DeepSeek OCR AI Model can process 200,000 pages of documents a day with a single Nvidia A100 graphics card – NotebookCheck.net News (19459000)
An Nvidia A100 GPU (Image source: Nvidia)
DeepSeek is preparing to revolutionize AI learning with a new open-source OCR compression model. Thanks to its advanced optical coding, DeepSeek can learn from more than 200,000 document pages per day on a single Nvidia A100 GPU.
With AI data centers proliferating and the associated processing costs, it is now the algorithm efficiency that matters, and no language models seems to be able to match DeepSeek. Its models are free to download and can be trained at a lower cost than OpenAI’s ChatGPT, or Google’s Gemini.
DeepSeek-OCR, a newly announced model, is a prime instance of learning efficiency. It can compress very long documents using optical mapping with a 97% recognition accuracy at a compression rate lower than 10x.
By converting more than nine tokens of document text into a single token using advanced encoders and decoders, the computing resources required to process the content are greatly reduced. The new DeepSeek system can achieve 60% accuracy in optical recognition even at a 20x compressed ratio. This is an unprecedented feat.

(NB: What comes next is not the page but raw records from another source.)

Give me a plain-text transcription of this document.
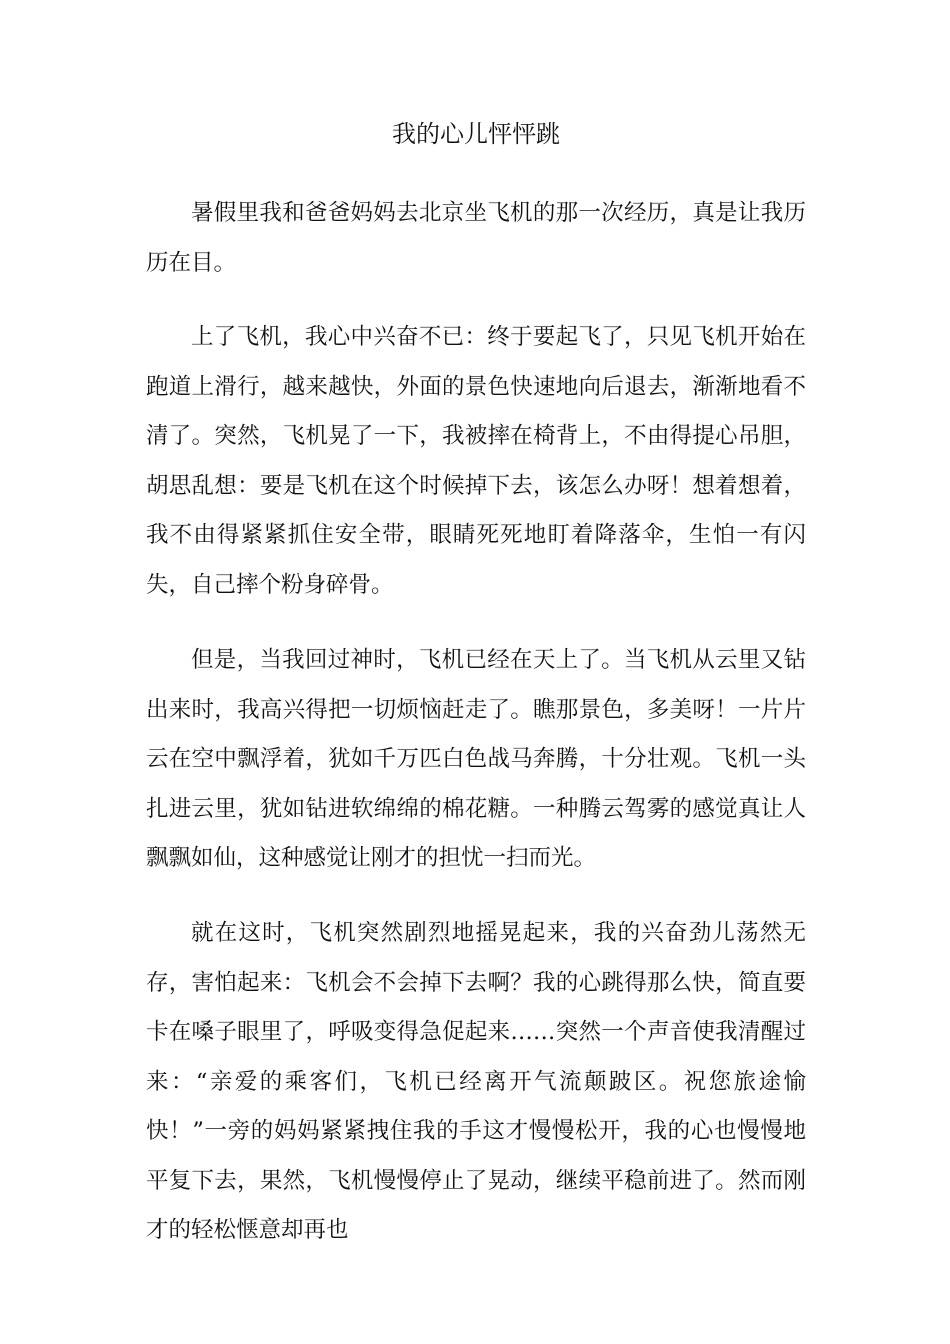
我的心儿怦怦跳

暑假里我和爸爸妈妈去北京坐飞机的那一次经历，真是让我历历在目。

上了飞机，我心中兴奋不已：终于要起飞了，只见飞机开始在跑道上滑行，越来越快，外面的景色快速地向后退去，渐渐地看不清了。突然，飞机晃了一下，我被摔在椅背上，不由得提心吊胆，胡思乱想：要是飞机在这个时候掉下去，该怎么办呀！想着想着，我不由得紧紧抓住安全带，眼睛死死地盯着降落伞，生怕一有闪失，自己摔个粉身碎骨。

但是，当我回过神时，飞机已经在天上了。当飞机从云里又钻出来时，我高兴得把一切烦恼赶走了。瞧那景色，多美呀！一片片云在空中飘浮着，犹如千万匹白色战马奔腾，十分壮观。飞机一头扎进云里，犹如钻进软绵绵的棉花糖。一种腾云驾雾的感觉真让人飘飘如仙，这种感觉让刚才的担忧一扫而光。

就在这时，飞机突然剧烈地摇晃起来，我的兴奋劲儿荡然无存，害怕起来：飞机会不会掉下去啊？我的心跳得那么快，简直要卡在嗓子眼里了，呼吸变得急促起来……突然一个声音使我清醒过来：“亲爱的乘客们，飞机已经离开气流颠跛区。祝您旅途愉快！”一旁的妈妈紧紧拽住我的手这才慢慢松开，我的心也慢慢地平复下去，果然，飞机慢慢停止了晃动，继续平稳前进了。然而刚才的轻松惬意却再也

DeepSeek-OCR is able to learn from scientific and historical text by using the new AI compression algorithms. Nvidia A100 is a data center GPU that can process 200,000 pages a day. A 20-node cluster of A100 can process 33 million documents pages per day, a paradigm change in text-heavy LLM. According to the OmniDocBench rankings, DeepSeek beats other popular solutions such as GOT-OCR2.0 and MinerU2.0 when it comes to using fewer vision tokens per page.
New DeepEncoder algorithms are able to handle a wide range of document resolutions and sizes without sacrificing speed. The DeepSeek3B MoE-A570M encoder relies on a mixture-of experts architecture, which distributes knowledge across specialized models for each OCR task. DeepSeel-OCR is able to process documents that include graphs, scientific equations, diagrams or images even when they are written in multiple languages.
In order to achieve such accuracy and scale, DeepSeek analyzed 30 million pages of Portable Document Format (PDF) in nearly 100 different languages. This included all categories, from scientific handwriting and newspapers to textbooks and doctoral dissertations. While the speed and efficiency achieved by the new DeepSeek OCR system is undeniable it remains to see if it will improve the performance of language models when compared to the current text-based token paradigm.
Related Articles (19659011)
Daniel Zlatev – Senior Tech Writer – 1931 articles have been published on Notebookcheck since 2021
Daniel was enamored with tech ever since the industrial espionage and pixelized Nintendos of the 1980s. He opened a gaming lounge when consoles and personal computers were still expensive rarities. Today, the fascination is no longer with specs and speeds, but rather the lifestyle that the computers in our pockets, houses, and cars have forced us into, from the endless scroll and privacy hazards to authenticating our every move and bit of existence.